As mulheres são, por
sua vez, colocadas em lugares de paralisia, medo, vergonha e pavor que estão
longe da lucidez (me refiro aqui, especialmente, às mulheres adultas e
informadas). Ao não denunciar, ao eventualmente seguirem engajadas na relação
profissional e/ou pessoal com o assediador, dão “munição ao inimigo”. Num caso
de eventual denúncia, anos passados dos eventos, perguntar-se-á: “por que não
denunciou antes? Será verdade?”. No primeiro caso citado, uma das denunciantes
relatou eventos que ocorreram em 2010, que foram terríveis, humilhantes e
sofridíssimos. Por que seguiu escrevendo ao assediador até 2014 (tive acesso
aos e-mails) em termos amistosos, inclusive solicitando recursos para
participação em eventos, tratando-o por “meu querido amigo”? Isso pôs em dúvida
a palavra dela diante de quem perguntou: será verdade?
Não podemos entrar em
dinâmicas de “eu aguento, porque tenho compensações, porque não posso falar,
porque não acreditarão em mim”… Talvez eu não esteja me exprimindo bem e temo
até ser mal interpretada (estou com as mulheres!), mas sinto que precisamos nós
também de um aprendizado para enfrentar essas situações, para agir rapidamente,
para não deixar a coisa andando por anos a fio, cronificando, naturalizando-se.
Compartilhei com meus
pares, minhas colegas de profissão, essas angústias, e as manifestações foram
no sentido de entender que ainda estamos aprendendo que o que antes se vivia
calada, hoje tem nome e não precisamos aceitar, não podemos mais aceitar. De compreender
e assimilar como um valor inegociável, assim como as mulheres que nos
antecederam aprenderam que violência sexual tinha nome e poderia ser
considerada ilegal, um crime. Que não estava certo ceder diante dos desejos do
homem, contrariando o seu próprio. Nesse difícil aprendizado, é natural que
haja ambivalências e contradições, hesitações e dificuldades. Uma colega da
área do direito ainda reforçou que se vê muito isso em processos judiciais, e
que serve sempre para desqualificar a vítima e sua denúncia, por vezes com
sucesso.
Seja como for, acho
que precisamos nos fortalecer e apoiar, para termos a força de gritar que fomos
assediadas! No lugar da paralisia, o grito: não aceitarei essa violência! Ela é
indigna e criminosa! Quando ela acontecer, será imediatamente rechaçada e denunciada.
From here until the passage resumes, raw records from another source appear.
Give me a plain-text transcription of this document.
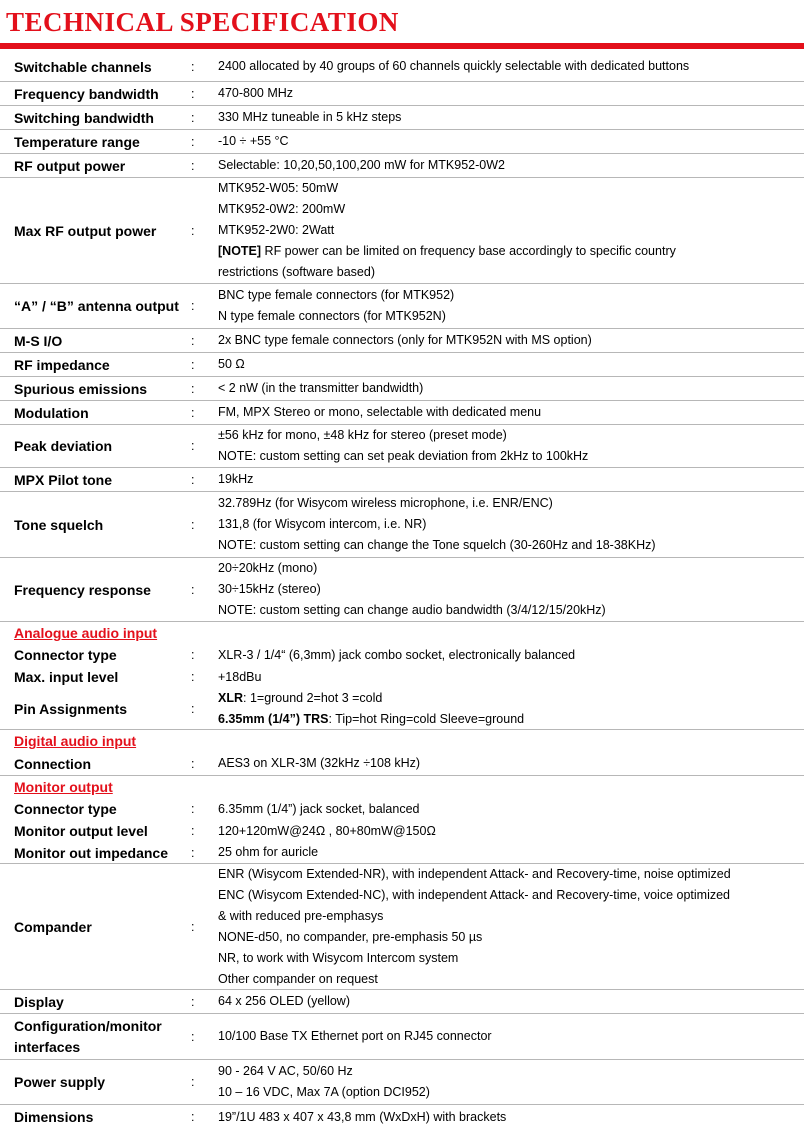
TECHNICAL SPECIFICATION
Switchable channels	:	2400 allocated by 40 groups of 60 channels quickly selectable with dedicated buttons
Frequency bandwidth	:	470-800 MHz
Switching bandwidth	:	330 MHz tuneable in 5 kHz steps
Temperature range	:	-10 ÷ +55 °C
RF output power	:	Selectable: 10,20,50,100,200 mW for MTK952-0W2
Max RF output power	:
MTK952-W05: 50mW
MTK952-0W2: 200mW
MTK952-2W0: 2Watt
[NOTE] RF power can be limited on frequency base accordingly to specific country
restrictions (software based)
“A” / “B” antenna output :
BNC type female connectors (for MTK952)
N type female connectors (for MTK952N)
M-S I/O	:	2x BNC type female connectors (only for MTK952N with MS option)
RF impedance	:	50 Ω
Spurious emissions	:	< 2 nW (in the transmitter bandwidth)
Modulation	:	FM, MPX Stereo or mono, selectable with dedicated menu
Peak deviation	:
±56 kHz for mono, ±48 kHz for stereo (preset mode)
NOTE: custom setting can set peak deviation from 2kHz to 100kHz
MPX Pilot tone	:	19kHz
Tone squelch	:
32.789Hz (for Wisycom wireless microphone, i.e. ENR/ENC)
131,8 (for Wisycom intercom, i.e. NR)
NOTE: custom setting can change the Tone squelch (30-260Hz and 18-38KHz)
Frequency response	:
20÷20kHz (mono)
30÷15kHz (stereo)
NOTE: custom setting can change audio bandwidth (3/4/12/15/20kHz)
Analogue audio input
Connector type	:	XLR-3 / 1/4“ (6,3mm) jack combo socket, electronically balanced
Max. input level	:	+18dBu
Pin Assignments	:
XLR: 1=ground 2=hot 3 =cold
6.35mm (1/4”) TRS: Tip=hot Ring=cold Sleeve=ground
Digital audio input
Connection	:	AES3 on XLR-3M (32kHz ÷108 kHz)
Monitor output
Connector type	:	6.35mm (1/4”) jack socket, balanced
Monitor output level	:	120+120mW@24Ω , 80+80mW@150Ω
Monitor out impedance	:	25 ohm for auricle
Compander	:
ENR (Wisycom Extended-NR), with independent Attack- and Recovery-time, noise optimized
ENC (Wisycom Extended-NC), with independent Attack- and Recovery-time, voice optimized
& with reduced pre-emphasys
NONE-d50, no compander, pre-emphasis 50 µs
NR, to work with Wisycom Intercom system
Other compander on request
Display	:	64 x 256 OLED (yellow)
Configuration/monitor
interfaces
:	10/100 Base TX Ethernet port on RJ45 connector
Power supply	:
90 - 264 V AC, 50/60 Hz
10 – 16 VDC, Max 7A (option DCI952)
Dimensions	:	19”/1U 483 x 407 x 43,8 mm (WxDxH) with brackets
Acho que conseguimos chegar lá, com apoio mútuo e acolhimento. Com mudança
cultural.
Quanto aos homens, o
“tratamento” da patologia começa por compreender que não têm de dominar nada
nem ninguém além deles mesmos. Controlar os impulsos é o controle que precisam
exercer: aquele sobre si mesmos. E saber que não se trata de jogo de sedução,
que não é algo lúdico: é asqueroso, criminoso, inadequado, nojento. Nosso campo
(esquerda, progressista, crítico, como queiram chamar) precisa dar conta da
questão étnico-racial e de gênero, ou seguirá refém de arrogâncias impermeáveis
à reflexão e autocrítica. Não há como mudar o cenário dantesco sem dolorosos
processos, que revelem o que nos entristece tanto. Receio não haver outro
caminho; vamos trilhá-lo juntos, homens e mulheres que sabem que isso tem de
acabar, que basta, como diz a Mafalda do Quino.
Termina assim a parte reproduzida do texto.